Have you ever wondered how you got yourself into a situation?

I don’t watch a lot of TV, and certainly not a lot of reality TV, but I often pick up on shows my wife watches. I just saw one called “World’s Worst Tenants.” This particular episode involved a woman who brought what she thought was a miniature horse into a room in the house she rented to take care of it.

Over time, as it turns out, it became obvious it wasn’t a miniature.

By the time the shows heroes showed up to evict her, the horse had grown too big to get it out through a door, and a wall of the house had to be removed to get the horse out.

My wife said, “It didn’t get that way overnight!” And she’s right. But this woman found herself with a big problem because there wasn’t any one particular day that she clearly had to make a change.
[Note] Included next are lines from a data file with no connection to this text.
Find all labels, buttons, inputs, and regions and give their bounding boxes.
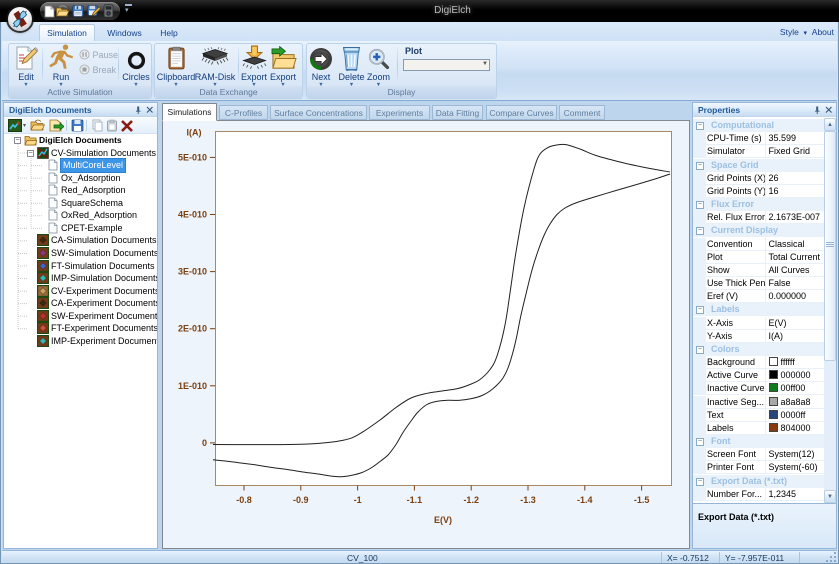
svg-text:2E-010: 2E-010 <box>178 324 207 334</box>
svg-text:0: 0 <box>202 438 207 448</box>
svg-text:-1.4: -1.4 <box>577 495 593 505</box>
svg-text:-1.1: -1.1 <box>407 495 423 505</box>
svg-text:-0.8: -0.8 <box>236 495 252 505</box>
svg-text:-0.9: -0.9 <box>293 495 309 505</box>
svg-text:-1.5: -1.5 <box>634 495 650 505</box>
svg-text:-1.3: -1.3 <box>520 495 536 505</box>
svg-text:5E-010: 5E-010 <box>178 152 207 162</box>
svg-text:4E-010: 4E-010 <box>178 210 207 220</box>
svg-text:-1: -1 <box>354 495 362 505</box>
svg-text:I(A): I(A) <box>187 128 202 138</box>
svg-text:E(V): E(V) <box>434 515 452 525</box>
svg-text:3E-010: 3E-010 <box>178 267 207 277</box>
svg-text:-1.2: -1.2 <box>463 495 479 505</box>
svg-text:1E-010: 1E-010 <box>178 381 207 391</box>
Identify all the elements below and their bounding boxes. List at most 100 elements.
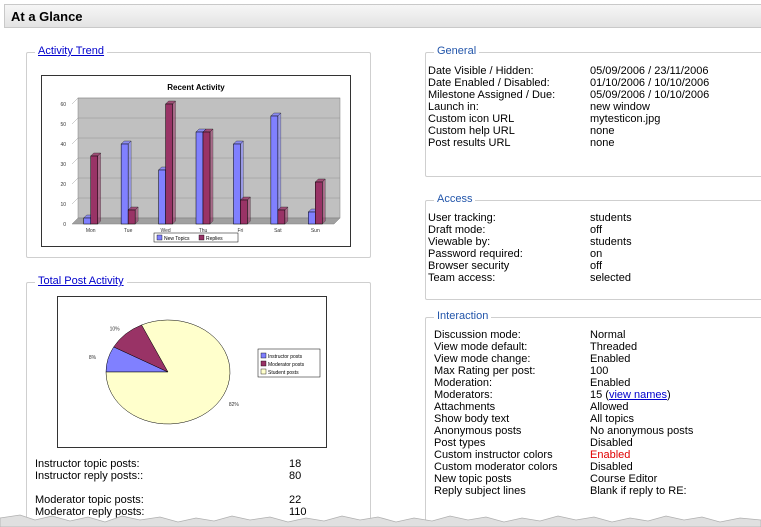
general-label: Custom help URL bbox=[428, 125, 515, 137]
interaction-label: Attachments bbox=[434, 401, 496, 413]
bar-side bbox=[284, 206, 289, 225]
general-value: mytesticon.jpg bbox=[590, 113, 660, 125]
general-value: none bbox=[590, 125, 614, 137]
general-group: General Date Visible / Hidden: 05/09/2006… bbox=[425, 45, 761, 177]
legend-label: New Topics bbox=[164, 236, 190, 242]
bar-new-topics bbox=[195, 131, 204, 225]
interaction-row: Reply subject lines Blank if reply to RE: bbox=[434, 485, 761, 497]
access-value-text: off bbox=[590, 224, 603, 236]
general-value: none bbox=[590, 137, 614, 149]
y-tick-label: 30 bbox=[60, 162, 66, 168]
interaction-row: Moderation: Enabled bbox=[434, 377, 761, 389]
activity-trend-link[interactable]: Activity Trend bbox=[35, 45, 108, 57]
interaction-value: Enabled bbox=[590, 377, 630, 389]
interaction-label: Max Rating per post: bbox=[434, 365, 536, 377]
bar-replies bbox=[277, 209, 286, 225]
interaction-row: Attachments Allowed bbox=[434, 401, 761, 413]
pie-value-label: 10% bbox=[110, 326, 121, 332]
general-value-text: 01/10/2006 / 10/10/2006 bbox=[590, 77, 710, 89]
post-activity-group: Total Post Activity 8% 10% 82% Instructor p… bbox=[26, 275, 371, 527]
bar-side bbox=[247, 196, 251, 225]
access-label: Viewable by: bbox=[428, 236, 491, 248]
interaction-row: Moderators: 15 (view names) bbox=[434, 389, 761, 401]
general-label: Date Enabled / Disabled: bbox=[428, 77, 550, 89]
interaction-value-text: 15 ( bbox=[590, 389, 609, 401]
legend-swatch bbox=[260, 352, 267, 359]
general-row: Date Enabled / Disabled: 01/10/2006 / 10/… bbox=[428, 77, 758, 89]
access-row: Viewable by: students bbox=[428, 236, 758, 248]
bar-new-topics bbox=[308, 211, 316, 225]
x-tick-label: Sun bbox=[311, 228, 320, 234]
interaction-value-text: Threaded bbox=[590, 341, 638, 353]
bar-replies bbox=[165, 103, 173, 225]
interaction-label: Show body text bbox=[434, 413, 510, 425]
interaction-value-text: Enabled bbox=[590, 449, 631, 461]
pie-value-label: 8% bbox=[89, 355, 97, 361]
interaction-legend: Interaction bbox=[434, 310, 492, 322]
interaction-value: No anonymous posts bbox=[590, 425, 693, 437]
general-row: Custom icon URL mytesticon.jpg bbox=[428, 113, 758, 125]
interaction-label: Custom moderator colors bbox=[434, 461, 558, 473]
interaction-value: 100 bbox=[590, 365, 608, 377]
y-tick-label: 40 bbox=[60, 142, 66, 148]
general-value: new window bbox=[590, 101, 650, 113]
access-value-text: on bbox=[590, 248, 603, 260]
gridline-side bbox=[71, 157, 79, 165]
interaction-label: Anonymous posts bbox=[434, 425, 522, 437]
interaction-value-text: Course Editor bbox=[590, 473, 658, 485]
general-row: Milestone Assigned / Due: 05/09/2006 / 10… bbox=[428, 89, 758, 101]
general-label: Milestone Assigned / Due: bbox=[428, 89, 556, 101]
interaction-label: Moderators: bbox=[434, 389, 493, 401]
interaction-value: All topics bbox=[590, 413, 634, 425]
stat-row: Instructor topic posts: 18 bbox=[35, 458, 302, 470]
bar-side bbox=[134, 206, 139, 225]
interaction-label: Post types bbox=[434, 437, 486, 449]
access-value-text: students bbox=[590, 212, 632, 224]
general-label: Post results URL bbox=[428, 137, 511, 149]
general-value: 05/09/2006 / 10/10/2006 bbox=[590, 89, 709, 101]
interaction-value-text: Enabled bbox=[590, 377, 631, 389]
interaction-value: Threaded bbox=[590, 341, 637, 353]
access-group: Access User tracking: students Draft mode:… bbox=[425, 193, 761, 300]
interaction-label: Reply subject lines bbox=[434, 485, 526, 497]
interaction-value-text: Disabled bbox=[590, 461, 633, 473]
general-value-text: none bbox=[590, 137, 615, 149]
gridline-side bbox=[71, 197, 79, 205]
x-tick-label: Sat bbox=[274, 228, 282, 234]
access-row: Draft mode: off bbox=[428, 224, 758, 236]
general-row: Custom help URL none bbox=[428, 125, 758, 137]
bar-side bbox=[97, 152, 101, 225]
access-value-text: students bbox=[590, 236, 632, 248]
chart-title: Recent Activity bbox=[167, 83, 225, 92]
general-label: Date Visible / Hidden: bbox=[428, 65, 534, 77]
access-value-text: off bbox=[590, 260, 603, 272]
gridline-side bbox=[71, 117, 79, 125]
bar-new-topics bbox=[233, 143, 241, 225]
interaction-row: Show body text All topics bbox=[434, 413, 761, 425]
gridline-side bbox=[71, 137, 79, 145]
general-label: Custom icon URL bbox=[428, 113, 515, 125]
stat-row: Instructor reply posts:: 80 bbox=[35, 470, 302, 482]
access-value-text: selected bbox=[590, 272, 631, 284]
general-value-text: none bbox=[590, 125, 615, 137]
interaction-value-text: Allowed bbox=[590, 401, 629, 413]
bar-side bbox=[172, 100, 176, 225]
legend-label: Student posts bbox=[268, 370, 299, 376]
legend-swatch bbox=[156, 234, 163, 241]
total-post-activity-link[interactable]: Total Post Activity bbox=[35, 275, 127, 287]
interaction-group: Interaction Discussion mode: Normal View m… bbox=[425, 310, 761, 527]
interaction-row: View mode default: Threaded bbox=[434, 341, 761, 353]
bar-new-topics bbox=[270, 115, 279, 225]
bar-replies bbox=[202, 131, 211, 225]
stat-row: Moderator topic posts: 22 bbox=[35, 494, 302, 506]
general-value: 05/09/2006 / 23/11/2006 bbox=[590, 65, 708, 77]
interaction-value: Enabled bbox=[590, 449, 630, 461]
legend-label: Instructor posts bbox=[268, 354, 303, 360]
interaction-label: Discussion mode: bbox=[434, 329, 521, 341]
view-names-link[interactable]: view names bbox=[609, 389, 667, 401]
y-tick-label: 50 bbox=[60, 122, 66, 128]
bar-replies bbox=[127, 209, 136, 225]
general-legend: General bbox=[434, 45, 480, 57]
y-tick-label: 60 bbox=[60, 102, 66, 108]
y-tick-label: 0 bbox=[63, 222, 66, 228]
By the time she realized the problem, it was too late.

We could apply this to lots of human development issues, but what comes to mind in particular is the way speakers get themselves in trouble with rehearsal.

It’s not a surprise that you speak more effectively when you rehearse, despite those who have convinced themselves they do better when they don’t rehearse. And yet, like most speakers, you probably do not rehearse enough. You don’t consciously decide to blow it off–there’s no particular day the horse gets too big–but suddenly you find it’s meeting day, you didn’t notice how quickly it was coming up, and you’re not going to do as good a job as you could.